The Gandantegchinlen Monastery is the country's largest monastery. It is interesting to see. Inside, there is a reconstruction of a 26-meter Buddha covered with gold leaf. It was reconstructed because the Russians destroyed it. You should visit around 10:00 am to see the monks in their prayers. There are usually a lot of people (and pigeons) which makes it a unique experience, not only for the monumental part, but also as an example of everyday life. Do not miss the building with the giant Buddha; it is spectacular.
At the heart of Ulan Bator is the largest Mongolian temple complex, allowing every spectator the opportunity to plunge into the life of the Buddhist monks. You’ll be able to watch as the monks recite the mantra, create a mandala and be immersed in meditation. You’ll be there to walk on campus and scroll all the prayer wheels, and feed the pigeons populating all the open space and wire handrails. Everywhere, you can see golden prayer wheels and the all believing Mongols walk along and press the squeaky mills. In such a space, you’ll travel clockwise around the room and leave the room backwards because you can never turn your back on Buddha as exemplified by the praying monks. In the white temple, stands a 26m high golden statue of Buddha which was also built recently, after everything was destroyed during the war and the gold and the jewels were stolen.

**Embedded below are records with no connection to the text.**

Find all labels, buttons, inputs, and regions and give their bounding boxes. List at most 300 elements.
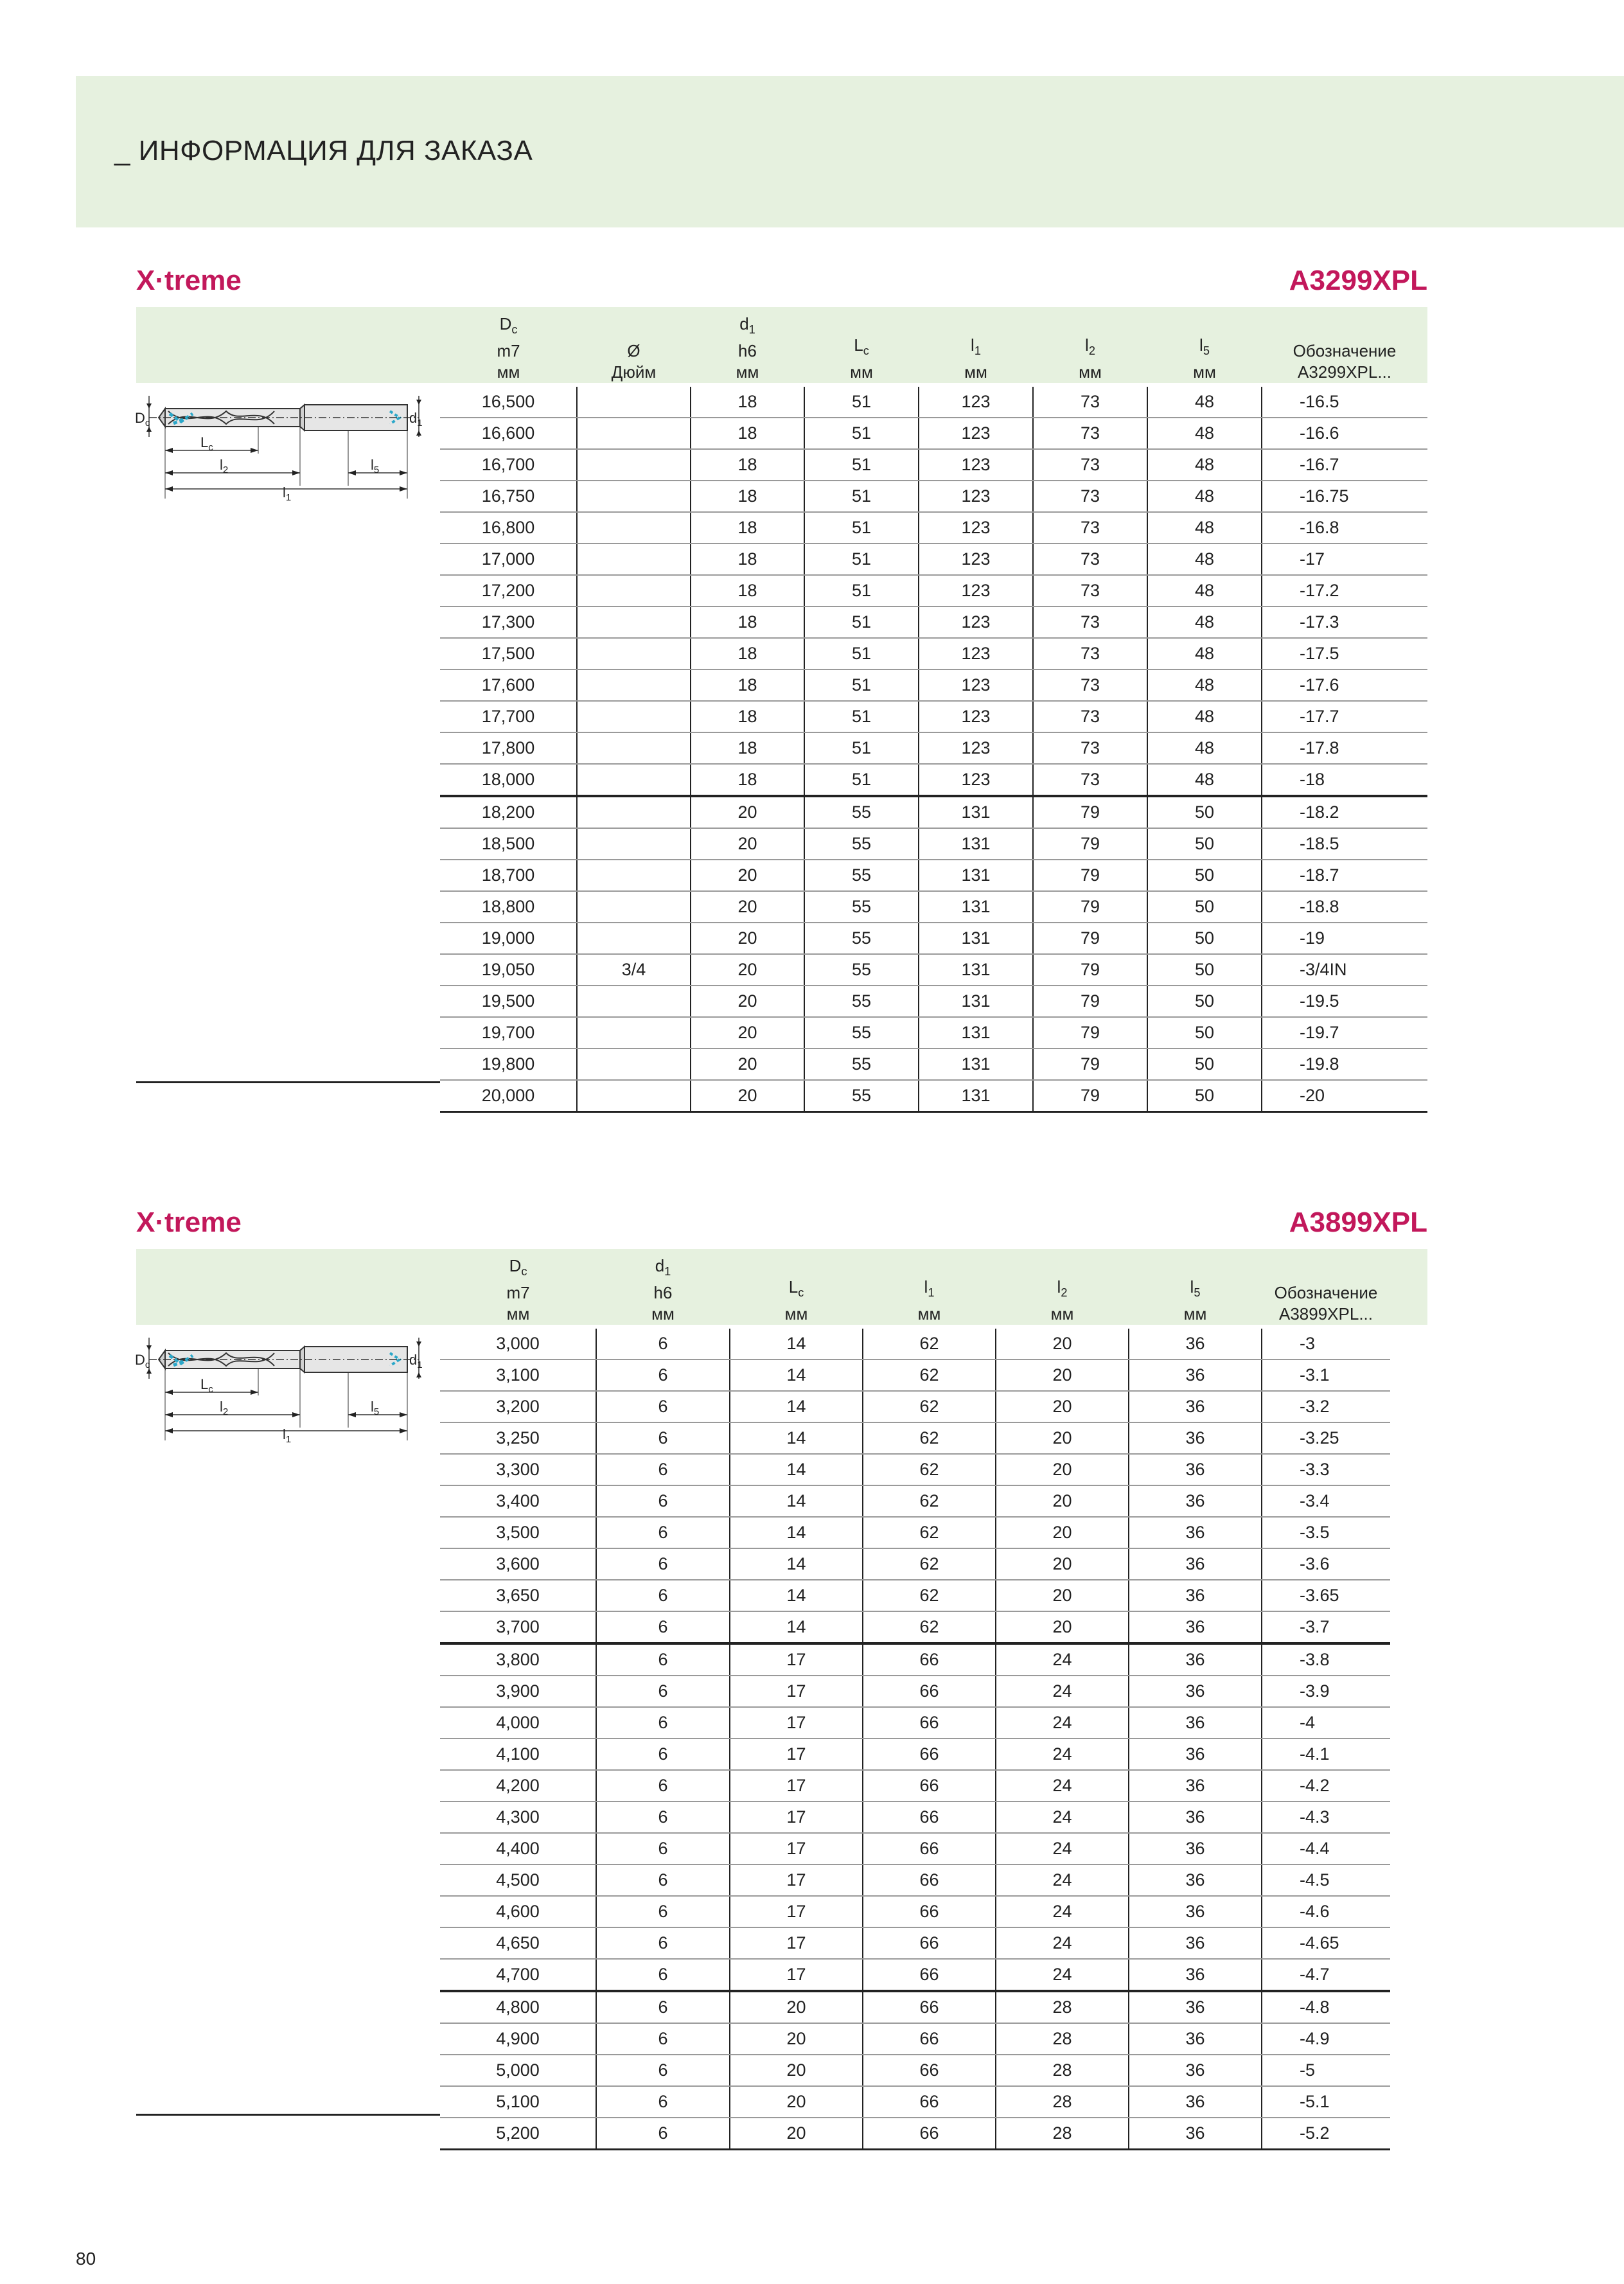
table-cell: 19,800 bbox=[440, 1049, 577, 1080]
column-header: Ø Дюйм bbox=[611, 341, 657, 382]
brand-title: X·treme bbox=[136, 1207, 242, 1238]
table-cell: 6 bbox=[596, 1611, 730, 1643]
table-cell: 48 bbox=[1147, 512, 1262, 544]
table-cell: 17,200 bbox=[440, 575, 577, 606]
table-cell: 66 bbox=[863, 1739, 996, 1770]
table-row bbox=[440, 986, 1427, 1017]
table-cell: 51 bbox=[804, 387, 919, 418]
column-header: $l_2$ мм bbox=[1079, 335, 1102, 382]
column-header: $L_c$ мм bbox=[850, 335, 873, 382]
table-row bbox=[440, 1707, 1390, 1739]
table-cell: 123 bbox=[919, 512, 1033, 544]
table-cell: 18,000 bbox=[440, 764, 577, 796]
table-cell: 17,800 bbox=[440, 732, 577, 764]
table-cell bbox=[577, 764, 691, 796]
table-cell: 48 bbox=[1147, 638, 1262, 669]
table-cell: 66 bbox=[863, 2023, 996, 2055]
table-cell: 28 bbox=[996, 2023, 1129, 2055]
table-cell: -18.5 bbox=[1262, 828, 1427, 860]
table-cell: -18.2 bbox=[1262, 796, 1427, 828]
table-row bbox=[440, 1580, 1390, 1611]
table-cell: 36 bbox=[1129, 1548, 1262, 1580]
table-cell: 36 bbox=[1129, 1359, 1262, 1391]
table-cell: 20 bbox=[691, 828, 804, 860]
table-cell: 24 bbox=[996, 1770, 1129, 1802]
table-row bbox=[440, 669, 1427, 701]
table-cell: 17,600 bbox=[440, 669, 577, 701]
table-cell: 50 bbox=[1147, 923, 1262, 954]
product-section-a3899xpl bbox=[135, 1207, 1427, 2143]
table-cell: 16,800 bbox=[440, 512, 577, 544]
table-cell: 3,800 bbox=[440, 1643, 596, 1676]
table-cell: 62 bbox=[863, 1329, 996, 1359]
table-cell: 48 bbox=[1147, 544, 1262, 575]
table-cell: 73 bbox=[1033, 638, 1147, 669]
table-cell: 18 bbox=[691, 512, 804, 544]
table-row bbox=[440, 638, 1427, 669]
table-cell: 66 bbox=[863, 1991, 996, 2023]
table-row bbox=[440, 481, 1427, 512]
table-cell: 17 bbox=[730, 1927, 863, 1959]
table-row bbox=[440, 923, 1427, 954]
table-cell: 51 bbox=[804, 669, 919, 701]
table-cell: 131 bbox=[919, 860, 1033, 891]
product-section-a3299xpl bbox=[135, 265, 1427, 1105]
table-cell: -5 bbox=[1262, 2055, 1390, 2086]
table-cell: -20 bbox=[1262, 1080, 1427, 1112]
table-cell bbox=[577, 860, 691, 891]
table-cell bbox=[577, 512, 691, 544]
table-cell: 73 bbox=[1033, 449, 1147, 481]
table-cell: -17.7 bbox=[1262, 701, 1427, 732]
table-cell: 55 bbox=[804, 986, 919, 1017]
table-cell: 24 bbox=[996, 1864, 1129, 1896]
table-cell: 16,600 bbox=[440, 418, 577, 449]
order-table bbox=[440, 307, 1427, 1113]
table-row bbox=[440, 1517, 1390, 1548]
table-cell: 131 bbox=[919, 891, 1033, 923]
table-cell: 14 bbox=[730, 1422, 863, 1454]
table-cell: 4,500 bbox=[440, 1864, 596, 1896]
table-cell: 20 bbox=[996, 1422, 1129, 1454]
table-row bbox=[440, 764, 1427, 796]
table-row bbox=[440, 1611, 1390, 1643]
column-header: $D_c$ m7 мм bbox=[506, 1255, 530, 1323]
table-cell: 51 bbox=[804, 638, 919, 669]
page-title: _ ИНФОРМАЦИЯ ДЛЯ ЗАКАЗА bbox=[114, 135, 533, 166]
table-cell: 50 bbox=[1147, 954, 1262, 986]
table-cell: -18.7 bbox=[1262, 860, 1427, 891]
table-cell: 36 bbox=[1129, 1802, 1262, 1833]
table-cell: 3,100 bbox=[440, 1359, 596, 1391]
table-cell: 36 bbox=[1129, 1927, 1262, 1959]
table-cell: -3.4 bbox=[1262, 1485, 1390, 1517]
table-cell: 73 bbox=[1033, 606, 1147, 638]
table-cell: 79 bbox=[1033, 1017, 1147, 1049]
table-cell: 36 bbox=[1129, 1422, 1262, 1454]
table-row bbox=[440, 891, 1427, 923]
table-cell: 51 bbox=[804, 764, 919, 796]
table-cell: 73 bbox=[1033, 387, 1147, 418]
table-cell: 24 bbox=[996, 1959, 1129, 1991]
table-row bbox=[440, 1927, 1390, 1959]
table-cell: 24 bbox=[996, 1833, 1129, 1864]
table-cell: -3/4IN bbox=[1262, 954, 1427, 986]
table-cell: 6 bbox=[596, 2023, 730, 2055]
table-cell: 62 bbox=[863, 1580, 996, 1611]
table-cell: 79 bbox=[1033, 954, 1147, 986]
table-cell: 20 bbox=[996, 1391, 1129, 1422]
table-cell: 20 bbox=[996, 1359, 1129, 1391]
table-row bbox=[440, 1485, 1390, 1517]
table-cell: 3/4 bbox=[577, 954, 691, 986]
table-cell: 6 bbox=[596, 1927, 730, 1959]
table-cell: 50 bbox=[1147, 828, 1262, 860]
table-cell: 17 bbox=[730, 1739, 863, 1770]
table-cell: 18,700 bbox=[440, 860, 577, 891]
table-cell: 28 bbox=[996, 2086, 1129, 2118]
table-cell: 50 bbox=[1147, 1049, 1262, 1080]
table-cell: 6 bbox=[596, 1422, 730, 1454]
table-row bbox=[440, 1548, 1390, 1580]
table-cell: -3.6 bbox=[1262, 1548, 1390, 1580]
table-cell: 6 bbox=[596, 1485, 730, 1517]
table-cell: 123 bbox=[919, 387, 1033, 418]
table-cell: 4,100 bbox=[440, 1739, 596, 1770]
table-row bbox=[440, 418, 1427, 449]
table-cell: 19,050 bbox=[440, 954, 577, 986]
table-cell: 55 bbox=[804, 891, 919, 923]
table-cell: -4.4 bbox=[1262, 1833, 1390, 1864]
table-cell: -18.8 bbox=[1262, 891, 1427, 923]
column-header: $l_1$ мм bbox=[917, 1277, 941, 1323]
table-cell: 62 bbox=[863, 1391, 996, 1422]
table-cell: 66 bbox=[863, 1707, 996, 1739]
table-row bbox=[440, 575, 1427, 606]
table-cell: -3.65 bbox=[1262, 1580, 1390, 1611]
table-cell: 36 bbox=[1129, 1643, 1262, 1676]
table-cell: 36 bbox=[1129, 1517, 1262, 1548]
table-cell: 20 bbox=[996, 1548, 1129, 1580]
table-cell: -4 bbox=[1262, 1707, 1390, 1739]
table-cell: 6 bbox=[596, 1739, 730, 1770]
table-cell: 36 bbox=[1129, 1676, 1262, 1707]
table-cell: 62 bbox=[863, 1517, 996, 1548]
table-cell: 131 bbox=[919, 1017, 1033, 1049]
table-cell: 6 bbox=[596, 1833, 730, 1864]
table-cell bbox=[577, 701, 691, 732]
table-cell: 14 bbox=[730, 1485, 863, 1517]
table-row bbox=[440, 1833, 1390, 1864]
table-cell: 18 bbox=[691, 575, 804, 606]
table-cell: 36 bbox=[1129, 1896, 1262, 1927]
table-cell: 36 bbox=[1129, 1959, 1262, 1991]
table-cell: 51 bbox=[804, 732, 919, 764]
table-cell: -19.5 bbox=[1262, 986, 1427, 1017]
table-cell: 3,300 bbox=[440, 1454, 596, 1485]
table-cell: 17 bbox=[730, 1676, 863, 1707]
table-cell: 6 bbox=[596, 1959, 730, 1991]
table-cell: 55 bbox=[804, 828, 919, 860]
table-cell: 123 bbox=[919, 449, 1033, 481]
table-cell: 20 bbox=[730, 2086, 863, 2118]
table-cell bbox=[577, 1017, 691, 1049]
table-cell: 55 bbox=[804, 860, 919, 891]
table-cell: -16.5 bbox=[1262, 387, 1427, 418]
table-cell: 48 bbox=[1147, 669, 1262, 701]
table-cell: -3.2 bbox=[1262, 1391, 1390, 1422]
table-cell: 17,500 bbox=[440, 638, 577, 669]
table-cell: 131 bbox=[919, 1049, 1033, 1080]
table-cell: 16,750 bbox=[440, 481, 577, 512]
table-cell: 36 bbox=[1129, 1454, 1262, 1485]
table-cell: 20 bbox=[691, 860, 804, 891]
table-cell: 6 bbox=[596, 1802, 730, 1833]
table-cell: 48 bbox=[1147, 387, 1262, 418]
table-cell: 55 bbox=[804, 1080, 919, 1112]
table-cell: -16.7 bbox=[1262, 449, 1427, 481]
table-cell: -4.6 bbox=[1262, 1896, 1390, 1927]
table-cell: 36 bbox=[1129, 1329, 1262, 1359]
table-cell: 6 bbox=[596, 1329, 730, 1359]
table-row bbox=[440, 449, 1427, 481]
table-cell: 123 bbox=[919, 481, 1033, 512]
table-cell: 55 bbox=[804, 923, 919, 954]
table-cell: 6 bbox=[596, 1548, 730, 1580]
table-cell: 131 bbox=[919, 954, 1033, 986]
table-cell: 18,800 bbox=[440, 891, 577, 923]
table-cell: 24 bbox=[996, 1896, 1129, 1927]
table-cell: -3.1 bbox=[1262, 1359, 1390, 1391]
svg-text:Dc: $D_c$ bbox=[135, 410, 150, 429]
table-cell: 3,000 bbox=[440, 1329, 596, 1359]
table-row bbox=[440, 1391, 1390, 1422]
table-cell: 36 bbox=[1129, 2118, 1262, 2150]
table-row bbox=[440, 954, 1427, 986]
column-header: $d_1$ h6 мм bbox=[651, 1255, 675, 1323]
table-cell: 36 bbox=[1129, 1707, 1262, 1739]
table-cell: -17 bbox=[1262, 544, 1427, 575]
table-cell: 6 bbox=[596, 1580, 730, 1611]
table-cell: 20 bbox=[691, 1080, 804, 1112]
table-cell bbox=[577, 986, 691, 1017]
table-cell: 18,200 bbox=[440, 796, 577, 828]
table-cell bbox=[577, 669, 691, 701]
table-cell bbox=[577, 387, 691, 418]
svg-text:l5: $l_5$ bbox=[371, 1399, 380, 1417]
table-cell bbox=[577, 418, 691, 449]
table-cell: 20 bbox=[730, 2055, 863, 2086]
table-cell: -4.3 bbox=[1262, 1802, 1390, 1833]
table-cell: 6 bbox=[596, 1517, 730, 1548]
table-cell bbox=[577, 575, 691, 606]
table-cell: -17.2 bbox=[1262, 575, 1427, 606]
table-cell: 3,650 bbox=[440, 1580, 596, 1611]
table-cell: 66 bbox=[863, 1802, 996, 1833]
table-cell: 51 bbox=[804, 575, 919, 606]
table-row bbox=[440, 796, 1427, 828]
table-cell: -3.8 bbox=[1262, 1643, 1390, 1676]
table-cell: 48 bbox=[1147, 732, 1262, 764]
table-cell: 18 bbox=[691, 387, 804, 418]
table-cell: 55 bbox=[804, 1049, 919, 1080]
table-cell: 36 bbox=[1129, 1485, 1262, 1517]
table-cell: 28 bbox=[996, 2118, 1129, 2150]
table-cell: 24 bbox=[996, 1643, 1129, 1676]
table-cell: 20 bbox=[691, 1017, 804, 1049]
table-cell: 20 bbox=[996, 1517, 1129, 1548]
table-cell: 28 bbox=[996, 2055, 1129, 2086]
table-row bbox=[440, 1676, 1390, 1707]
svg-text:l2: $l_2$ bbox=[220, 457, 229, 475]
drill-schematic bbox=[136, 1325, 438, 1453]
table-row bbox=[440, 860, 1427, 891]
table-cell: 14 bbox=[730, 1454, 863, 1485]
table-cell: -4.65 bbox=[1262, 1927, 1390, 1959]
column-header: Обозначение A3299XPL... bbox=[1293, 341, 1397, 382]
table-cell: 24 bbox=[996, 1927, 1129, 1959]
table-cell: 17 bbox=[730, 1959, 863, 1991]
svg-text:l5: $l_5$ bbox=[371, 457, 380, 475]
table-cell: 131 bbox=[919, 986, 1033, 1017]
table-cell: -3.5 bbox=[1262, 1517, 1390, 1548]
table-row bbox=[440, 544, 1427, 575]
drill-diagram bbox=[136, 1325, 438, 1453]
table-row bbox=[440, 1959, 1390, 1991]
table-cell: 36 bbox=[1129, 1739, 1262, 1770]
svg-text:Dc: $D_c$ bbox=[135, 1352, 150, 1370]
table-cell: 20 bbox=[996, 1580, 1129, 1611]
table-cell: 123 bbox=[919, 638, 1033, 669]
table-cell: 48 bbox=[1147, 606, 1262, 638]
table-cell: -4.7 bbox=[1262, 1959, 1390, 1991]
table-cell: 20 bbox=[996, 1611, 1129, 1643]
table-cell: 17 bbox=[730, 1833, 863, 1864]
table-cell: 24 bbox=[996, 1802, 1129, 1833]
table-cell: 123 bbox=[919, 575, 1033, 606]
column-header: $D_c$ m7 мм bbox=[497, 314, 520, 382]
table-cell: 20 bbox=[996, 1329, 1129, 1359]
table-cell bbox=[577, 923, 691, 954]
table-cell: 62 bbox=[863, 1611, 996, 1643]
table-header-row bbox=[440, 1249, 1390, 1329]
table-cell: 131 bbox=[919, 923, 1033, 954]
table-cell: 20 bbox=[691, 891, 804, 923]
table-cell: 20 bbox=[691, 986, 804, 1017]
table-header-row bbox=[440, 307, 1427, 387]
table-cell: 4,300 bbox=[440, 1802, 596, 1833]
table-cell: 73 bbox=[1033, 512, 1147, 544]
table-cell: 6 bbox=[596, 1454, 730, 1485]
table-row bbox=[440, 1454, 1390, 1485]
table-cell: 62 bbox=[863, 1485, 996, 1517]
product-code: A3299XPL bbox=[1289, 265, 1427, 296]
table-row bbox=[440, 1329, 1390, 1359]
table-cell: 66 bbox=[863, 2086, 996, 2118]
table-cell: -4.8 bbox=[1262, 1991, 1390, 2023]
table-cell: 4,400 bbox=[440, 1833, 596, 1864]
table-cell bbox=[577, 891, 691, 923]
table-cell: 79 bbox=[1033, 796, 1147, 828]
table-cell bbox=[577, 544, 691, 575]
table-cell: 24 bbox=[996, 1707, 1129, 1739]
table-row bbox=[440, 1643, 1390, 1676]
table-cell: 73 bbox=[1033, 732, 1147, 764]
table-row bbox=[440, 1359, 1390, 1391]
order-table bbox=[440, 1249, 1390, 2150]
table-cell: 123 bbox=[919, 764, 1033, 796]
table-cell: 20 bbox=[730, 1991, 863, 2023]
table-cell bbox=[577, 638, 691, 669]
column-header: Обозначение A3899XPL... bbox=[1274, 1283, 1378, 1323]
table-cell: 20 bbox=[691, 1049, 804, 1080]
table-cell: 16,700 bbox=[440, 449, 577, 481]
table-cell: 17,000 bbox=[440, 544, 577, 575]
table-cell: 20 bbox=[730, 2118, 863, 2150]
table-cell: 48 bbox=[1147, 575, 1262, 606]
table-cell: 36 bbox=[1129, 1580, 1262, 1611]
table-cell: 50 bbox=[1147, 860, 1262, 891]
table-cell: 20 bbox=[996, 1485, 1129, 1517]
table-cell bbox=[577, 606, 691, 638]
table-cell: 18,500 bbox=[440, 828, 577, 860]
table-cell: -19.7 bbox=[1262, 1017, 1427, 1049]
brand-title: X·treme bbox=[136, 265, 242, 296]
table-cell: 79 bbox=[1033, 828, 1147, 860]
table-row bbox=[440, 701, 1427, 732]
table-cell: -17.5 bbox=[1262, 638, 1427, 669]
table-cell: 62 bbox=[863, 1548, 996, 1580]
svg-text:d1: $d_1$ bbox=[409, 410, 423, 429]
table-cell: 14 bbox=[730, 1548, 863, 1580]
table-cell: 51 bbox=[804, 606, 919, 638]
table-cell: 20 bbox=[691, 796, 804, 828]
table-cell: 18 bbox=[691, 669, 804, 701]
page-number: 80 bbox=[76, 2249, 96, 2269]
table-cell: 4,800 bbox=[440, 1991, 596, 2023]
table-cell bbox=[577, 828, 691, 860]
table-cell: 6 bbox=[596, 1391, 730, 1422]
table-cell: 18 bbox=[691, 638, 804, 669]
table-cell: 18 bbox=[691, 544, 804, 575]
table-cell: 66 bbox=[863, 1927, 996, 1959]
table-cell: -19.8 bbox=[1262, 1049, 1427, 1080]
table-row bbox=[440, 1049, 1427, 1080]
table-cell: 79 bbox=[1033, 860, 1147, 891]
table-cell: 18 bbox=[691, 481, 804, 512]
table-cell: 5,200 bbox=[440, 2118, 596, 2150]
table-row bbox=[440, 1080, 1427, 1112]
table-cell: 36 bbox=[1129, 1991, 1262, 2023]
table-cell: 3,700 bbox=[440, 1611, 596, 1643]
table-cell: 20 bbox=[730, 2023, 863, 2055]
table-cell: 73 bbox=[1033, 418, 1147, 449]
table-row bbox=[440, 1896, 1390, 1927]
table-row bbox=[440, 2023, 1390, 2055]
table-cell: -17.3 bbox=[1262, 606, 1427, 638]
table-cell: 48 bbox=[1147, 701, 1262, 732]
table-row bbox=[440, 732, 1427, 764]
table-cell: 48 bbox=[1147, 481, 1262, 512]
table-cell: 20 bbox=[691, 954, 804, 986]
table-cell: 14 bbox=[730, 1611, 863, 1643]
table-cell: 4,000 bbox=[440, 1707, 596, 1739]
table-cell bbox=[577, 481, 691, 512]
table-cell: 17 bbox=[730, 1802, 863, 1833]
table-cell: 3,400 bbox=[440, 1485, 596, 1517]
table-row bbox=[440, 1422, 1390, 1454]
table-cell: 51 bbox=[804, 512, 919, 544]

The imposing Buddha in the middle of the room is surrounded by 2,000 other pieces of small Buddha. The place, in its own, is beautiful, mystical, and colorful.
A visit to Ulan Bator Mongolia is an eye opening experience where you, as the eager spectator, will learn to comprehend how much they value their historic past and main religion: Buddhism. They honor the man who is responsible for their freedom from the early settlers with huge monuments. Its museums provide insightful details about their historic past in a manner that is easily understood. Another impressive quality of the city is that they have managed to keep everything intact, as they have a deep respect for their heritage. They maintain all of their historical attractions and share them free with the public as much as possible. If you come to Mongolia, include the city of Ulan Bator in your bucket list of exciting places to visit.